I know there's other CSP discussions, but I'm pretty sure this is a new problem.

Specifications

derjanb commented 4 years ago

Local file requires are injected the same way all other requires are, but they are not cached and loaded every time which might lead to slightly different injection speed. See #721. Maybe this is the issue?

Can you please name a page where this is happening?

martixy commented 4 years ago

Twitter, for example.

I use webpack as my build tool, and I checked the generated code too - it doesn't have any evals inside.

The file schema being the reason is just my best guess.

721 might have something to do with it, but I doubt it - I saw some other discussions on the topic (e.g. #296, #776 ) and I did come across the suggestion to @run-at document-start, but it didn't work for me, maybe because of the issue you quoted.

Doesn't TM modify the CSP anyway? I saw the option to "Add Tampermonkey to the site's content security policy (CSP) if there is one"
Actually I was able to run a script that required jquery on twitter with or without that setting - at document-idle even. TBH, I didn't see a difference when inspecting CSP even with it enabled.

martixy commented 4 years ago

Update: And after a whole day of wondering what the heck is going on, now it is mysteriously working. I have absolutely no idea why.

OTOH if it comes back, there are extensions to strip CSPs. I can just use that while developing, then manually copy over the finished script to TM, without having a require.

martixy commented 4 years ago

Update 2: I investigated some more today, and the only logical explanation I can arrive at is that I botched something around the build process, even though I could have sworn I did it properly (I hadn't yet written the command that causes this when it first happened, wtf?).

See, when webpack is watching files in development mode it builds scripts that use eval.
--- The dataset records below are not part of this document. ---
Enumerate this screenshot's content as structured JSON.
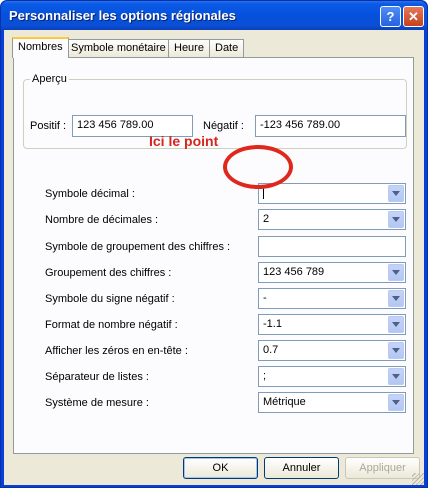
{
  "window": {
    "title": "Personnaliser les options régionales"
  },
  "titlebar_buttons": {
    "help": "?",
    "close": "✕"
  },
  "tabs": [
    {
      "label": "Nombres",
      "active": true
    },
    {
      "label": "Symbole monétaire",
      "active": false
    },
    {
      "label": "Heure",
      "active": false
    },
    {
      "label": "Date",
      "active": false
    }
  ],
  "preview": {
    "group_label": "Aperçu",
    "positive_label": "Positif :",
    "positive_value": "123 456 789.00",
    "negative_label": "Négatif :",
    "negative_value": "-123 456 789.00"
  },
  "annotation": {
    "text": "Ici le point",
    "color": "#d5261c"
  },
  "settings": [
    {
      "label": "Symbole décimal :",
      "value": ""
    },
    {
      "label": "Nombre de décimales :",
      "value": "2"
    },
    {
      "label": "Symbole de groupement des chiffres :",
      "value": ""
    },
    {
      "label": "Groupement des chiffres :",
      "value": "123 456 789"
    },
    {
      "label": "Symbole du signe négatif :",
      "value": "-"
    },
    {
      "label": "Format de nombre négatif :",
      "value": "-1.1"
    },
    {
      "label": "Afficher les zéros en en-tête :",
      "value": "0.7"
    },
    {
      "label": "Séparateur de listes :",
      "value": ";"
    },
    {
      "label": "Système de mesure :",
      "value": "Métrique"
    }
  ],
  "buttons": {
    "ok": "OK",
    "cancel": "Annuler",
    "apply": "Appliquer"
  },
  "colors": {
    "titlebar": "#0550dc",
    "dialog": "#ece9d8",
    "panel": "#fcfcfe"
  }
}
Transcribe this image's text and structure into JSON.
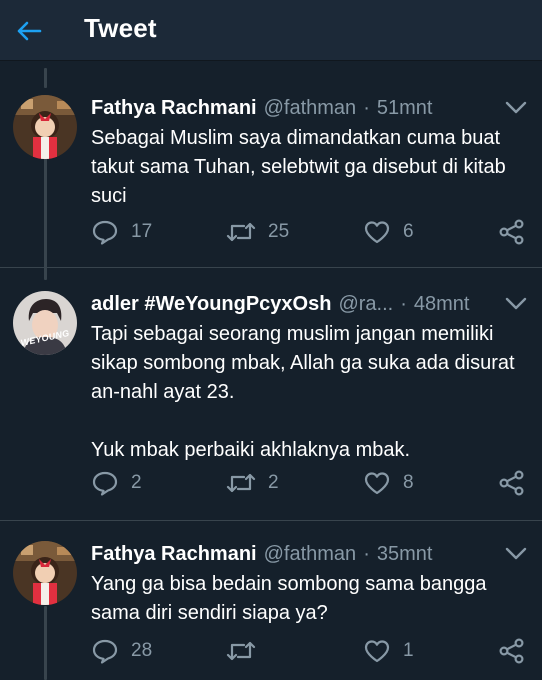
{
  "header": {
    "title": "Tweet"
  },
  "tweets": [
    {
      "name": "Fathya Rachmani",
      "handle": "@fathman",
      "separator": "·",
      "time": "51mnt",
      "text": "Sebagai Muslim saya dimandatkan cuma buat takut sama Tuhan, selebtwit ga disebut di kitab suci",
      "replies": "17",
      "retweets": "25",
      "likes": "6",
      "avatar_text": ""
    },
    {
      "name": "adler #WeYoungPcyxOsh",
      "handle": "@ra...",
      "separator": "·",
      "time": "48mnt",
      "text": "Tapi sebagai seorang muslim jangan memiliki sikap sombong mbak, Allah ga suka ada disurat an-nahl ayat 23.\n\nYuk mbak perbaiki akhlaknya mbak.",
      "replies": "2",
      "retweets": "2",
      "likes": "8",
      "avatar_text": "WEYOUNG"
    },
    {
      "name": "Fathya Rachmani",
      "handle": "@fathman",
      "separator": "·",
      "time": "35mnt",
      "text": "Yang ga bisa bedain sombong sama bangga sama diri sendiri siapa ya?",
      "replies": "28",
      "retweets": "",
      "likes": "1",
      "avatar_text": ""
    }
  ],
  "icons": {
    "back": "back-arrow-icon",
    "more": "chevron-down-icon",
    "reply": "reply-icon",
    "retweet": "retweet-icon",
    "like": "heart-icon",
    "share": "share-icon"
  },
  "colors": {
    "background": "#15202b",
    "header": "#1c2938",
    "accent": "#1da1f2",
    "muted": "#8899a6",
    "line": "#38444d"
  }
}
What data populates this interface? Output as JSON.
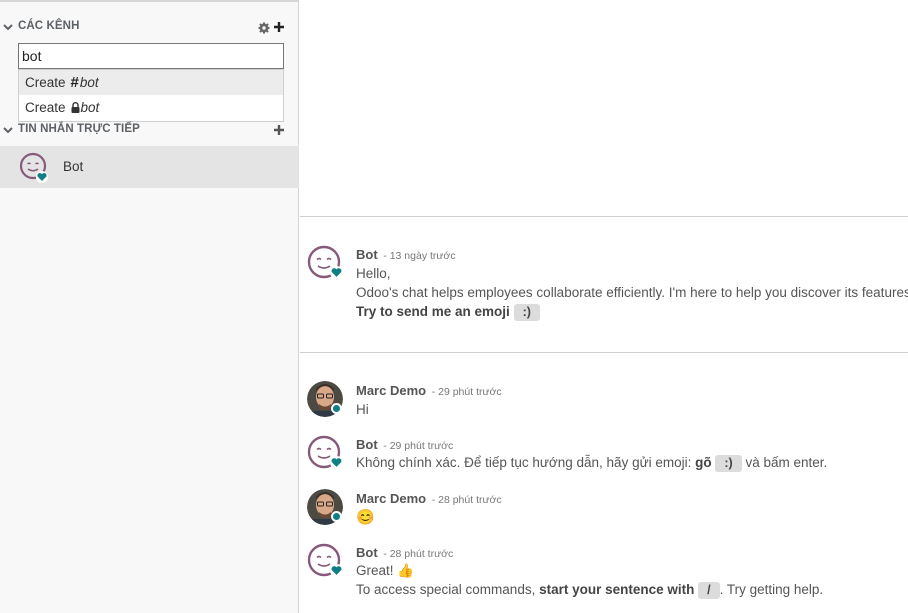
{
  "sidebar": {
    "channels_title": "CÁC KÊNH",
    "search_value": "bot",
    "dropdown": [
      {
        "prefix": "Create",
        "name": "bot",
        "type": "public"
      },
      {
        "prefix": "Create",
        "name": "bot",
        "type": "private"
      }
    ],
    "direct_title": "TIN NHẮN TRỰC TIẾP",
    "direct_items": [
      {
        "name": "Bot"
      }
    ]
  },
  "messages": [
    {
      "author": "Bot",
      "date": "- 13 ngày trước",
      "line1": "Hello,",
      "line2": "Odoo's chat helps employees collaborate efficiently. I'm here to help you discover its features.",
      "line3_bold": "Try to send me an emoji",
      "line3_key": ":)"
    },
    {
      "author": "Marc Demo",
      "date": "- 29 phút trước",
      "text": "Hi"
    },
    {
      "author": "Bot",
      "date": "- 29 phút trước",
      "text_before": "Không chính xác. Để tiếp tục hướng dẫn, hãy gửi emoji: ",
      "text_bold": "gõ",
      "key": ":)",
      "text_after": " và bấm enter."
    },
    {
      "author": "Marc Demo",
      "date": "- 28 phút trước",
      "emoji": "😊"
    },
    {
      "author": "Bot",
      "date": "- 28 phút trước",
      "line1": "Great!",
      "line1_emoji": "👍",
      "line2_before": "To access special commands, ",
      "line2_bold": "start your sentence with",
      "line2_key": "/",
      "line2_after": ". Try getting help."
    }
  ],
  "colors": {
    "accent": "#0e7f85",
    "bot_purple": "#875a7b"
  }
}
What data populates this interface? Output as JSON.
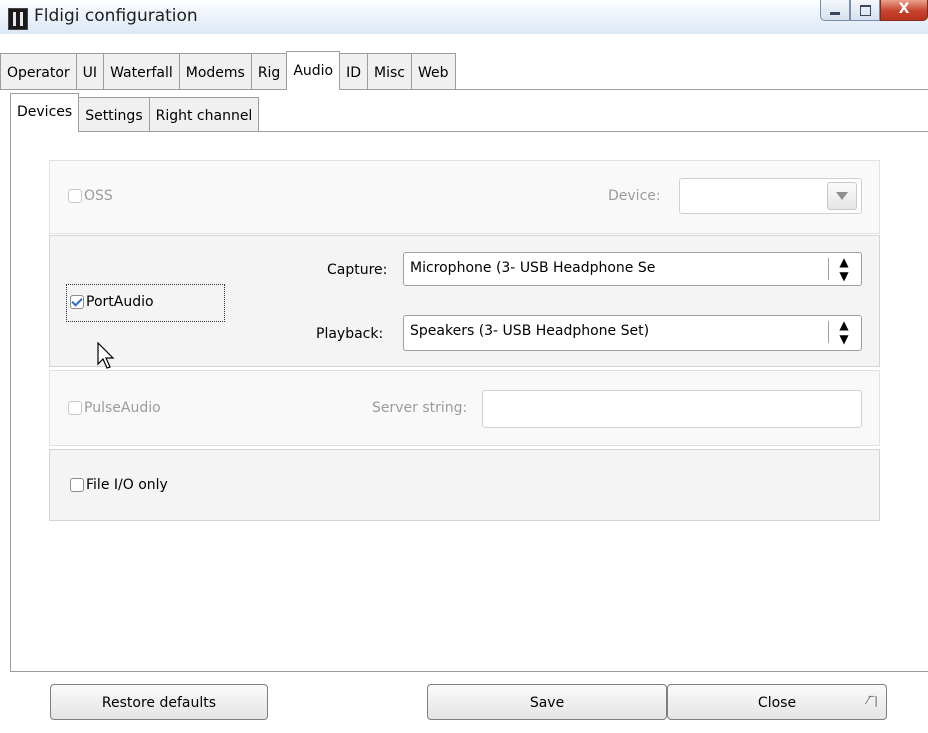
{
  "window": {
    "title": "Fldigi configuration",
    "close_glyph": "X"
  },
  "tabs_main": [
    {
      "label": "Operator",
      "active": false
    },
    {
      "label": "UI",
      "active": false
    },
    {
      "label": "Waterfall",
      "active": false
    },
    {
      "label": "Modems",
      "active": false
    },
    {
      "label": "Rig",
      "active": false
    },
    {
      "label": "Audio",
      "active": true
    },
    {
      "label": "ID",
      "active": false
    },
    {
      "label": "Misc",
      "active": false
    },
    {
      "label": "Web",
      "active": false
    }
  ],
  "tabs_sub": [
    {
      "label": "Devices",
      "active": true
    },
    {
      "label": "Settings",
      "active": false
    },
    {
      "label": "Right channel",
      "active": false
    }
  ],
  "devices": {
    "oss": {
      "label": "OSS",
      "checked": false,
      "enabled": false,
      "device_label": "Device:",
      "device_value": ""
    },
    "portaudio": {
      "label": "PortAudio",
      "checked": true,
      "enabled": true,
      "capture_label": "Capture:",
      "capture_value": "Microphone (3- USB Headphone Se",
      "playback_label": "Playback:",
      "playback_value": "Speakers (3- USB Headphone Set)"
    },
    "pulseaudio": {
      "label": "PulseAudio",
      "checked": false,
      "enabled": false,
      "server_label": "Server string:",
      "server_value": ""
    },
    "fileio": {
      "label": "File I/O only",
      "checked": false,
      "enabled": true
    }
  },
  "buttons": {
    "restore": "Restore defaults",
    "save": "Save",
    "close": "Close"
  },
  "icons": {
    "app": "fldigi-app-icon",
    "spinner": "up-down-arrows-icon",
    "dropdown": "chevron-down-icon",
    "cursor": "mouse-pointer-icon",
    "grip": "resize-grip-icon"
  },
  "colors": {
    "tab_border": "#9d9d9d",
    "group_bg": "#f4f4f4",
    "disabled_text": "#9b9b9b",
    "close_button": "#c7432b"
  }
}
So an eval somehow ended up on the page. Given how often I'm wrong, it was probably my fault somehow.

As far as how to get around the issue during development - some sites (like twitter) make it extremely tricky. Or should I say chrome makes it extremely tricky because the extension APIs don't interact well with service workers. It seems for example webRequest.onHeadersReceived callback does not fire when a request is served by the service worker.

See this: https://bugs.chromium.org/p/chromium/issues/detail?id=766433&q=webrequest%20service%20worker&can=2
(star it if you can to get them off their asses)

For now a workaround must be used to allow extensions to manage CSPs:
Open devtools and go to Application>Service Workers and force the Bypass for network.

I'll edit the title to signify its a webpack problem, then close the issue.